Die Nutzung einer IV verhindert eine Wiederholung in der Datenverschlüsselung, sodass es einem Hacker schwieriger fällt, Muster mithilfe eines Wortlistenangriffs zu erkennen und so die Chiffre zu brechen. Beispielsweise kann eine Folge zweimal oder öfter im Nachrichtentext vorkommen. Wenn sich die Folgen in den verschlüsselten Daten wiederholen, könnte ein Angreifer davon ausgehen, dass die entsprechenden Folgen der Nachricht ebenfalls wiederholen. Die IV verhindert das Vorkommen entsprechender, doppelter Zeichenfolgen im Chiffretext.

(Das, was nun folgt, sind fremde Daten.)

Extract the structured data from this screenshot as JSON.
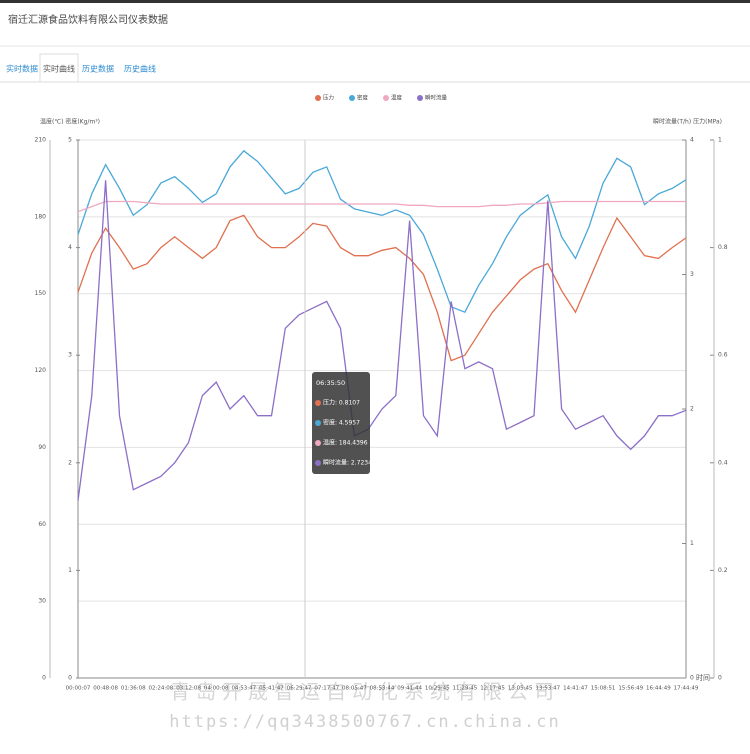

Die ideale IV ist eine Zufallszahl, die dem Zielcomputer mitgeteilt wird, sodass er die Daten beim Eintreffen entschlüsseln kann. Die IV kann im Vorfeld vereinbart, getrennt übertragen, oder als Teil der Sitzungseinrichtung vor dem eigentlichen Austausch der Nachrichtendaten übertragen werden. Die Länge der IV (die Anzahl Bits oder Bytes) hängt von der Verschlüsselungsmethode ab. Die IV-Länge ist meist vergleichbar mit der Länge des Verschlüsselungsschlüssels oder Chiffreblocks.